Table 1. The SMPTE 2022-2 standard describes how to map transport streams onto an IP network using UDP and RTP.
This connection-less nature of IP networks provides critical advantages. Because paths are not established in advance, provisioning is easier and more cost-efficient.
IP networks are also inherently resilient; the network will always reroute around any link or router failure —assuming the network has been properly designed with resilient nodes and links. This allows IP networks to survive multiple link and node failures, which is not always achieved with path-protected networking technologies. (See Table 1.)
The connection-less nature of IP networks provides many advantages:
- The host software is much simpler at the network layer.
- The transport layer already provides connections, so no repeating is necessary.
- There is no limit to network access or traffic overload.
- An open, standards-based and widely adopted transport solution ensures future longevity and competitive pricing.
- Connection-less IP provides exceptional flexibility, with near-infinite bit-rate granularity and easily adaptable routing capabilities
More functionality, better protection
New solutions including universal IP video access modules contain all the functionality in compact form factors (as small as 1RU) that until recently required a full rack. This multi-functionality now encompasses comprehensive service monitoring, protection switching, media conversion and security, as well as management and control. This type of technology serves to increase the availability of media networks over IP, delivering quality, flexibility and end-to-end video stream protection, while solving the uncertainty of IP networks’ lack of guaranteed quality, uptime, latency and packet loss.

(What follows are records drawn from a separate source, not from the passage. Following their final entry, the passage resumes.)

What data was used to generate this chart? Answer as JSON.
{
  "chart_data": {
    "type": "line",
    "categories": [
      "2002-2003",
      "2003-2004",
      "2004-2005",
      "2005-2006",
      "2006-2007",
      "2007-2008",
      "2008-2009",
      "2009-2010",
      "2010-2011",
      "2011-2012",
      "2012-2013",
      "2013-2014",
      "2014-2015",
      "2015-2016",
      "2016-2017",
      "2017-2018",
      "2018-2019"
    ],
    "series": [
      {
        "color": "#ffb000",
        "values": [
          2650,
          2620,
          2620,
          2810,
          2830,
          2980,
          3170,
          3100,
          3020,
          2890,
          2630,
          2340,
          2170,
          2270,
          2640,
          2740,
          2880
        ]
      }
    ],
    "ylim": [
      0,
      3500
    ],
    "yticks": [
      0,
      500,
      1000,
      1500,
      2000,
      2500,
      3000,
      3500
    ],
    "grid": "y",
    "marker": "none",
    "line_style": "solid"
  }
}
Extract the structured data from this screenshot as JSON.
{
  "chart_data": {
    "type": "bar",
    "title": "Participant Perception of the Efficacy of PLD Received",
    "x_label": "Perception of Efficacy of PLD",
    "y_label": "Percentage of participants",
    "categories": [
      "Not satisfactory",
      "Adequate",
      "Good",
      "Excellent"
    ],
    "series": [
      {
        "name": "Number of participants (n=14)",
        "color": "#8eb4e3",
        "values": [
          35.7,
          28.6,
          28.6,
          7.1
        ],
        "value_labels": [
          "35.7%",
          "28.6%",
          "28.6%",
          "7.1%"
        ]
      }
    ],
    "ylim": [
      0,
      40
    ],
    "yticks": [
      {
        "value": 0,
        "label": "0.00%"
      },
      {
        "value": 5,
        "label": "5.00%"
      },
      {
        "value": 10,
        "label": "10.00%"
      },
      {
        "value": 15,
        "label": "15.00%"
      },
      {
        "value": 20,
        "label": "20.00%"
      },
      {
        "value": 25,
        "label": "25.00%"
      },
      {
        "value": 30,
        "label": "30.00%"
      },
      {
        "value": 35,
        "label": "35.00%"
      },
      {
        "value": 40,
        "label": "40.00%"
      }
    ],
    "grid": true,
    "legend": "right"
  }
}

Table 2. IP network QoS class definitions and network performance objectives
Protection schemes including Forward Error Correction according to SMPTE 2022-1 for transport streaming, as well as diverse path routing and protection switching, and encoder protection provide the highest possible QoS and minimize the effects of random packet losses, burst packet losses, losses due to fast re-routes and link failures that can be associated with IP video transport. (See Table 2.)
Of course, end-to-end network management is required to prevent overflow by securing sufficient capacity for the media and to support controlled re-routing.
Convergence drives new opportunities
Economies of scale, built-in flexibility, lower network operating and capital costs, increased flexibility, and the ability to push more content/increased bandwidth are among IP’s most compelling benefits. But perhaps even more significant is creating a reliable media network that can best serve broadcasters and content providers now and into the future.
IP is driving delivery of creative content through broadband or wireless networks for display on connected devices of all kinds, from mobile phones, laptops and notebooks to connected televisions. Business models are evolving before our eyes to profit from the growing consumer expectation for “on-demand” content.
IP networks can take advantage of new ways to monetize and leverage content — from more channels and local content insertion to the ability to push content to second screens. Greater ability to reach end users on all of their connected devices will be critical to success in the decades to come.
—Janne T. Morstøl is chief product and marketing officer for Nevion.